When it comes to paying for a vehicle, there are two ways that are most common. There are cash payments upfront and in-full for the purchase price and then credit payments or a loan agreement. Today we want to take a look at the pros and cons of each.
The pros and cons of paying cash for a car
The pros of buying a car in cash:
- With a cash deal, you benefit because you pay the price that the car is advertised for.
- There are no interest rates and no additional costs.
- With a cash deal, it is also easier to negotiate a better price with the dealership, especially if the car is a used vehicle.
- The transaction time is also a lot quicker, less complicated, and not as administrative.
The cons of buying a car in cash:
- If you want to build up a credit score, paying cash for a car will not benefit you.
- If you are using your savings, then paying cash for a car will deplete what you have in your cash reserve.
- The cash paid for a car could rather be invested in interest-bearing investments, especially because cars depreciate over time.
What are the pros of buying a car on credit?
The pros of buying a car on credit:
- Applying for finance and being approved by the bank is good for your credit score and record.
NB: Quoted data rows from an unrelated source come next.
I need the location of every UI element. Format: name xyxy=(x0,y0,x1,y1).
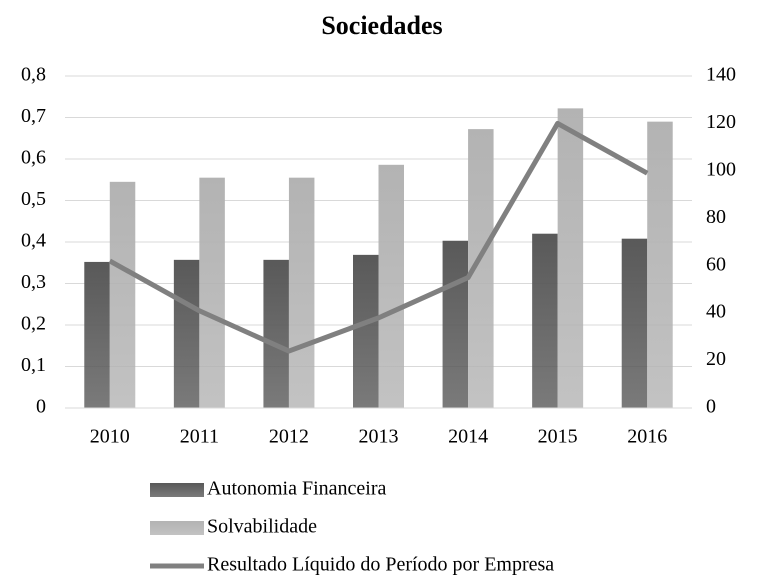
legend-label: Solvabilidade xyxy=(207,516,317,538)
x-tick-label: 2010 xyxy=(90,426,130,448)
bar xyxy=(378,164,404,408)
y2-tick-label: 0 xyxy=(706,396,716,418)
bar xyxy=(199,177,225,408)
bar xyxy=(109,181,136,408)
x-tick-label: 2016 xyxy=(627,426,667,448)
y-tick-label: 0,3 xyxy=(21,271,46,293)
bar xyxy=(353,254,379,408)
y-tick-label: 0,2 xyxy=(21,313,46,335)
y2-tick-label: 120 xyxy=(706,111,736,133)
y-tick-label: 0,6 xyxy=(21,147,46,169)
x-tick-label: 2011 xyxy=(180,426,219,448)
line xyxy=(108,120,649,354)
bar xyxy=(557,108,584,409)
y2-tick-label: 140 xyxy=(706,64,736,86)
x-tick-label: 2014 xyxy=(448,426,488,448)
chart-title: Sociedades xyxy=(321,11,442,40)
legend-swatch xyxy=(150,483,204,497)
y-tick-label: 0,7 xyxy=(21,105,46,127)
y2-tick-label: 20 xyxy=(706,348,726,370)
bar xyxy=(173,259,200,408)
legend-label: Autonomia Financeira xyxy=(207,478,387,500)
bar xyxy=(288,177,315,408)
legend-label: Resultado Líquido do Período por Empresa xyxy=(207,554,554,576)
y2-tick-label: 40 xyxy=(706,301,726,323)
y2-tick-label: 80 xyxy=(706,206,726,228)
y2-tick-label: 100 xyxy=(706,158,736,180)
bar xyxy=(442,240,469,408)
x-tick-label: 2013 xyxy=(359,426,399,448)
y-tick-label: 0,1 xyxy=(21,354,46,376)
legend-swatch xyxy=(150,521,204,535)
y2-tick-label: 60 xyxy=(706,253,726,275)
x-tick-label: 2012 xyxy=(269,426,309,448)
bar xyxy=(647,121,673,409)
y-tick-label: 0,5 xyxy=(21,188,46,210)
bar xyxy=(532,233,558,408)
bar xyxy=(263,259,289,408)
y-tick-label: 0,4 xyxy=(21,230,46,252)
y-tick-label: 0 xyxy=(36,396,46,418)
bar xyxy=(84,261,110,408)
bar xyxy=(621,238,648,408)
x-tick-label: 2015 xyxy=(538,426,578,448)
y-tick-label: 0,8 xyxy=(21,64,46,86)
Having the monthly income to pay a car off can also improve your credit score with the bank over time.
- Having finance allows a lot of people who don't have access to a bulk amount of cash to purchase a car sooner.
- Financing a car also allows some people to purchase a car that is slightly more expensive or wouldn't be in their natural affordability bracket if they had to purchase the car in cash.
The cons of buying a car on credit:
- At the end of the day, you end up paying more for a car when you pay using finance.
- The vehicle only becomes yours once it's paid off.
- If you have any financial difficulties over the loan period and happen to miss a payment, that can end up costing you more money because you can incur penalty fees and extra interest.
- You can also end up paying penalties or early settlement fees if you try to dispose of your car too early.
Can you do both?
The simple answer is yes you can. Sometimes it is a very good option. Putting down a deposit on the car means that you immediately reduce the amount or the portion you will need to finance.
The finance amount will not be as big so will not cost as much as doing a 100% purchase price financial loan agreement. You still end up paying more than the advertised price because of the interest, but having a deposit can help to reduce this. You are also then not depleting all your savings so you still have cash that you can invest or continue to save.